Specifically, we found that Reranked Contextual Embedding and Contextual BM25 reduced the top-20-chunk retrieval failure rate by 67% (5.7% → 1.9%).
具體來說,我們發現 Reranked Contextual Embedding 和 Contextual BM25 將前 20 個區塊的檢索失敗率降低了 67% (5.7% → 1.9%)。
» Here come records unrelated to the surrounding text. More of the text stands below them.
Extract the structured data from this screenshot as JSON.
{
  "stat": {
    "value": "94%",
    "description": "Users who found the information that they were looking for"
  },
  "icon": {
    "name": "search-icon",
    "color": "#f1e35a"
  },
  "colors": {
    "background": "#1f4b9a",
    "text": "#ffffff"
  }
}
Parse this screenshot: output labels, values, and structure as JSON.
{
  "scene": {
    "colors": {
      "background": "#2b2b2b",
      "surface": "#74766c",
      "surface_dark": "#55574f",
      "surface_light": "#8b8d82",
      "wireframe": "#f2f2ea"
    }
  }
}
Cost and latency considerations
成本和延遲考慮
One important consideration with reranking is the impact on latency and cost, especially when reranking a large number of chunks. Because reranking adds an extra step at runtime, it inevitably adds a small amount of latency, even though the reranker scores all the chunks in parallel. There is an inherent trade-off between reranking more chunks for better performance vs. reranking fewer for lower latency and cost. We recommend experimenting with different settings on your specific use case to find the right balance.
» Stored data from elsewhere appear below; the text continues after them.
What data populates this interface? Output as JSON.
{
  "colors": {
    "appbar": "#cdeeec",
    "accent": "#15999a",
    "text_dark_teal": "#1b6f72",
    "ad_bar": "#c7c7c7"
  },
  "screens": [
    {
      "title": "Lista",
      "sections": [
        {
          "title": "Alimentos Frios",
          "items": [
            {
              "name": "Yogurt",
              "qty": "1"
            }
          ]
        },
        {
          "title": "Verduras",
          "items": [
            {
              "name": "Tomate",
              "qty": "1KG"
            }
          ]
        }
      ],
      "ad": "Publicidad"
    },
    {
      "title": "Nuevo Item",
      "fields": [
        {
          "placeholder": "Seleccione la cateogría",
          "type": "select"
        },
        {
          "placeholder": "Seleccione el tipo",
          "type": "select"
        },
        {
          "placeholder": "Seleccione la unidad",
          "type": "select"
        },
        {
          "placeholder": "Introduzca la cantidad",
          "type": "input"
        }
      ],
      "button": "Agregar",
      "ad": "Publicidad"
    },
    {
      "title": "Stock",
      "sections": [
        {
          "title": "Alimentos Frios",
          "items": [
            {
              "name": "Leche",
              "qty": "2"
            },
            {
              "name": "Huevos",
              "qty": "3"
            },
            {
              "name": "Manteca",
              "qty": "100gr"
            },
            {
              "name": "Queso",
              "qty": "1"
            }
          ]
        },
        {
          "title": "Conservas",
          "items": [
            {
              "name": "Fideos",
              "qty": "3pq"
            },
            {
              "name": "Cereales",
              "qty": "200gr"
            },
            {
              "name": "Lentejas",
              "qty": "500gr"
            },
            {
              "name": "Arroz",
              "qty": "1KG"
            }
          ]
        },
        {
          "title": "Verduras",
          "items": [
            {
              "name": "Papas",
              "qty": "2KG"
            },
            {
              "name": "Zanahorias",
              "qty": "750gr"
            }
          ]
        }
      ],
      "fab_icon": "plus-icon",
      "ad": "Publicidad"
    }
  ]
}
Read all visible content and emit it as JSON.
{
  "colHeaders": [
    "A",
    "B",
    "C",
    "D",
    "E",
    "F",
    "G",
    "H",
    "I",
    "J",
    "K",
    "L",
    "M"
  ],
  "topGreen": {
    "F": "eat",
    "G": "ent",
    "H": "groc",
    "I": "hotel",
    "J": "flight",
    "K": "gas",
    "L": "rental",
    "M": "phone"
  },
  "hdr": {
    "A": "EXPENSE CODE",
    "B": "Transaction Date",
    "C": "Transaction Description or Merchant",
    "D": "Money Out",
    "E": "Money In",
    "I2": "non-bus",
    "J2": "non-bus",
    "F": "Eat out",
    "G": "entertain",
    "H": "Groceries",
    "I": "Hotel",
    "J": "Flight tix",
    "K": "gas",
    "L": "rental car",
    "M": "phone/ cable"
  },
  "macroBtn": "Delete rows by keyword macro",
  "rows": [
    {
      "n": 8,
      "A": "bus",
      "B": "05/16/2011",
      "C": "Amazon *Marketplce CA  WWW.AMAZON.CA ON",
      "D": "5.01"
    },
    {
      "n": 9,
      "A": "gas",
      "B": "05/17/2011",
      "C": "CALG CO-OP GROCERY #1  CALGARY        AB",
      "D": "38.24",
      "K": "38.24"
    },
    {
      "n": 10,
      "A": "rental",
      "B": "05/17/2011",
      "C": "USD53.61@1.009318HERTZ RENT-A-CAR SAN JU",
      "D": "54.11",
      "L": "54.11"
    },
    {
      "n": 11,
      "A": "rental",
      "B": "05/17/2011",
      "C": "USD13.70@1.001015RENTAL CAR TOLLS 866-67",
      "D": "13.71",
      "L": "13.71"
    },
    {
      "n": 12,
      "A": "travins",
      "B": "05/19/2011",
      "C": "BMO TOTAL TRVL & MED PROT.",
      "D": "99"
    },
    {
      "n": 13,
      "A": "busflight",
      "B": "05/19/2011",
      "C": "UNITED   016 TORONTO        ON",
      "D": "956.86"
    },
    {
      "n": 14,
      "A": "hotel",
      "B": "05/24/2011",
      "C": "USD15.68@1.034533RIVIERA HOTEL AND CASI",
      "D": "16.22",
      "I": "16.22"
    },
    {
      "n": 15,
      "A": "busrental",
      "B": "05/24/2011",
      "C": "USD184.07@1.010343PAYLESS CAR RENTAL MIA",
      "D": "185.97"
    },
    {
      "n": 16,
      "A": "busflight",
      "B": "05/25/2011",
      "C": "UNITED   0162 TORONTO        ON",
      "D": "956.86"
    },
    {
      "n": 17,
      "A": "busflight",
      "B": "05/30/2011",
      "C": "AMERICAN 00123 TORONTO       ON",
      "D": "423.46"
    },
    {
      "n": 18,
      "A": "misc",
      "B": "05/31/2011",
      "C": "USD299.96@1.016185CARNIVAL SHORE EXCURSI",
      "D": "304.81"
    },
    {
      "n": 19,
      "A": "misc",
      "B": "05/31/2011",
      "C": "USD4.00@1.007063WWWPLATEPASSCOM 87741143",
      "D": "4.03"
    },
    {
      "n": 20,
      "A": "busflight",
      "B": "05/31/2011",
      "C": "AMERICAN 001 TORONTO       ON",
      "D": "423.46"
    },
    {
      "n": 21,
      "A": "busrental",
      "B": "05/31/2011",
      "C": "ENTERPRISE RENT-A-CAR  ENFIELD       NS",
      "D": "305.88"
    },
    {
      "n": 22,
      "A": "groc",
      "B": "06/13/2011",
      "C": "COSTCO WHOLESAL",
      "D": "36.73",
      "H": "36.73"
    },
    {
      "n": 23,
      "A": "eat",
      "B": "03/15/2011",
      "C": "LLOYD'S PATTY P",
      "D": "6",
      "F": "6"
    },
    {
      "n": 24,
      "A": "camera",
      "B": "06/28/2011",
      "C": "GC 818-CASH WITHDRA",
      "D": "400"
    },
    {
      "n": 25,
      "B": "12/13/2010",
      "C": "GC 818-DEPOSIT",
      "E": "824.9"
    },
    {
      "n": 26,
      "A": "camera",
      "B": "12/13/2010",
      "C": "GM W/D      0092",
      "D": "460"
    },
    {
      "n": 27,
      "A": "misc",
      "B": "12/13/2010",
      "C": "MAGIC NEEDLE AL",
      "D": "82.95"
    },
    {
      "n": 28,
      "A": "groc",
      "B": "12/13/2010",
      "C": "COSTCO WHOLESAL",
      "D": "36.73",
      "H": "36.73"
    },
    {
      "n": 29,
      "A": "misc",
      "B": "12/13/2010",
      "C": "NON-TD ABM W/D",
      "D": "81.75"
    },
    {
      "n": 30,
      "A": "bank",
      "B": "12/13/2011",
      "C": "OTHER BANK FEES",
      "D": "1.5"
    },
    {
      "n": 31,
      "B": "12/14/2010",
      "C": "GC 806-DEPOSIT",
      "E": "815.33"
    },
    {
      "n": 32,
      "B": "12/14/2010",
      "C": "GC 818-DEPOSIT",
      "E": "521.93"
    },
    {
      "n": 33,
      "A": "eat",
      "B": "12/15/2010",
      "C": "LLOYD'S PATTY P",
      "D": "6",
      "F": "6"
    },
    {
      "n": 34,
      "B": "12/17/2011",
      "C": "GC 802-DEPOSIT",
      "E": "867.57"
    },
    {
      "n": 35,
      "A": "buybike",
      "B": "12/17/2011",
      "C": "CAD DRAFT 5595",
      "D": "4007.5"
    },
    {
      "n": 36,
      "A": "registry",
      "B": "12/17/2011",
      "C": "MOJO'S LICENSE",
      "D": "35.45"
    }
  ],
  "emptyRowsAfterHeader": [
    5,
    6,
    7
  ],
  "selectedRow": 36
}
重新排序的一個重要考慮因素是對延遲和成本的影響,尤其是在對大量區塊進行重新排序時。由於重新排序在運行時增加了一個額外的步驟,因此它不可避免地會增加少量延遲,即使重新排序器並行對所有區塊進行評分也是如此。重新排序更多區塊以獲得更好的效能與重新排序較少區塊以獲得更低的延遲和成本之間存在固有的權衡。我們建議根據您的特定用例嘗試不同的設置,以找到合適的平衡點。
Conclusion 結論
We ran a large number of tests, comparing different combinations of all the techniques described above (embedding model, use of BM25, use of contextual retrieval, use of a reranker, and total # of top-K results retrieved), all across a variety of different dataset types. Here’s a summary of what we found:
我們進行了大量測試,比較了上述所有技術的不同組合(嵌入模型、BM25 的使用、上下文檢索的使用、重新排序器的使用以及檢索到的前K 個結果的總數),所有這些都涵蓋了各種技術不同資料集類型的。以下是我們發現的摘要:
- Embeddings+BM25 is better than embeddings on their own;
Embeddings+BM25 比單獨的 embeddings 更好; - Voyage and Gemini have the best embeddings of the ones we tested;
Voyage 和 Gemini 擁有我們測試的最佳嵌入; - Passing the top-20 chunks to the model is more effective than just the top-10 or top-5;
將前 20 個區塊傳遞給模型比僅傳遞前 10 個或前 5 個區塊更有效; - Adding context to chunks improves retrieval accuracy a lot;
在區塊中加入上下文可以大大提高檢索準確性; - Reranking is better than no reranking;
重新排名比不重新排名好; - All these benefits stack: to maximize performance improvements, we can combine contextual embeddings (from Voyage or Gemini) with contextual BM25, plus a reranking step, and adding the 20 chunks to the prompt.
所有這些好處疊加起來:為了最大限度地提高效能,我們可以將上下文嵌入(來自 Voyage 或 Gemini)與上下文 BM25 結合起來,再加上重新排名步驟,並將 20 個區塊添加到提示中。
We encourage all developers working with knowledge bases to use our cookbook to experiment with these approaches to unlock new levels of performance.
我們鼓勵所有使用知識庫的開發人員使用我們的食譜來嘗試這些方法,以解鎖新的效能等級。
Appendix I 附錄一
Below is a breakdown of results across datasets, embedding providers, use of BM25 in addition to embeddings, use of contextual retrieval, and use of reranking for Retrievals @ 20.
以下是跨資料集、嵌入提供者、嵌入之外使用 BM25、上下文檢索的使用以及 Retrievals @ 20 重新排名的使用的結果細分。
See Appendix II for the breakdowns for Retrievals @ 10 and @ 5 as well as example questions and answers for each dataset.
請參閱附錄 II,以了解檢索 @ 10 和 @ 5 的細目分類以及每個資料集的範例問題和答案。